Designing for Collective Access: In Search of a Solution to Accessible Communication in a Mixed-Ability Non-Profit
For accessibility researchers and practitioners, this work reframes conflicting access needs as opportunities rather than problems, but the findings are based on a single case study and are largely qualitative.
This paper analyzes how a mixed-ability nonprofit navigated conflicting access needs during its growth, finding that such conflicts are generative processes that reveal power structures and create opportunities for accountability and repair.
As mixed-ability collaboration has become increasingly focal within accessibility research, managing varied, and sometimes conflicting, access needs has become a key consideration in designing for access.
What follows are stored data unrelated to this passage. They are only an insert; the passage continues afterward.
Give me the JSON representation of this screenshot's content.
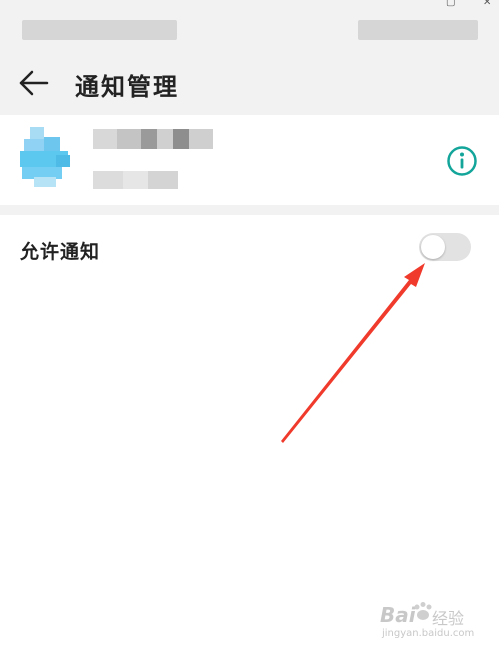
{
  "header": {
    "title": "通知管理",
    "back_icon": "arrow-left-icon"
  },
  "app": {
    "name": "",
    "info_icon": "info-circle-icon",
    "icon_color": "#5cc8f0"
  },
  "settings": {
    "allow_notifications": {
      "label": "允许通知",
      "enabled": false
    }
  },
  "annotation": {
    "arrow_color": "#f03a2c"
  },
  "watermark": {
    "brand": "Bai",
    "sub": "经验",
    "url": "jingyan.baidu.com"
  },
  "colors": {
    "accent": "#13a59a",
    "header_bg": "#f2f2f2",
    "toggle_off": "#e2e2e2"
  }
}
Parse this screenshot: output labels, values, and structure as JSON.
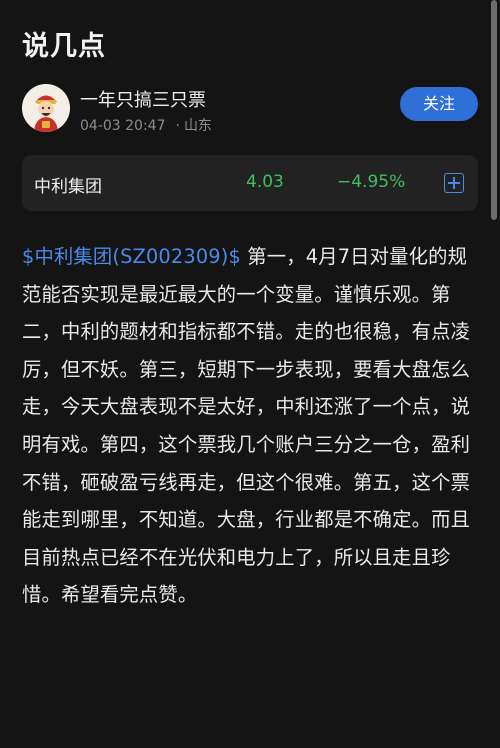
{
  "page": {
    "title": "说几点"
  },
  "author": {
    "name": "一年只搞三只票",
    "date": "04-03 20:47",
    "separator": "·",
    "location": "山东",
    "follow_label": "关注"
  },
  "stock": {
    "name": "中利集团",
    "price": "4.03",
    "change": "−4.95%",
    "color": "#3fbf5f"
  },
  "post": {
    "ticker_link": "$中利集团(SZ002309)$",
    "text": " 第一，4月7日对量化的规范能否实现是最近最大的一个变量。谨慎乐观。第二，中利的题材和指标都不错。走的也很稳，有点凌厉，但不妖。第三，短期下一步表现，要看大盘怎么走，今天大盘表现不是太好，中利还涨了一个点，说明有戏。第四，这个票我几个账户三分之一仓，盈利不错，砸破盈亏线再走，但这个很难。第五，这个票能走到哪里，不知道。大盘，行业都是不确定。而且目前热点已经不在光伏和电力上了，所以且走且珍惜。希望看完点赞。"
  },
  "colors": {
    "accent": "#2f6fd8",
    "link": "#4a8ae8",
    "background": "#141414"
  }
}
When an accessibility feature or practice benefits some people while constraining others, how should designers navigate these trade-offs? This paper responds to this question by analyzing how a mixed-ability nonprofit worked to make communication accessible to its members as it grew from a small blind-focused athletic group to a larger cross-disability organization. Based on a six-month study that combines interviews and field observations, we show that working with conflicting access needs is not just a technical 'problem' but a generative process that sparks reflection on technical constraints and preferences, diverse roles and communication norms, and organizational demands. We therefore argue for rethinking "conflicts" in access as key sites for revealing power structures and creating opportunities for accountability and repair.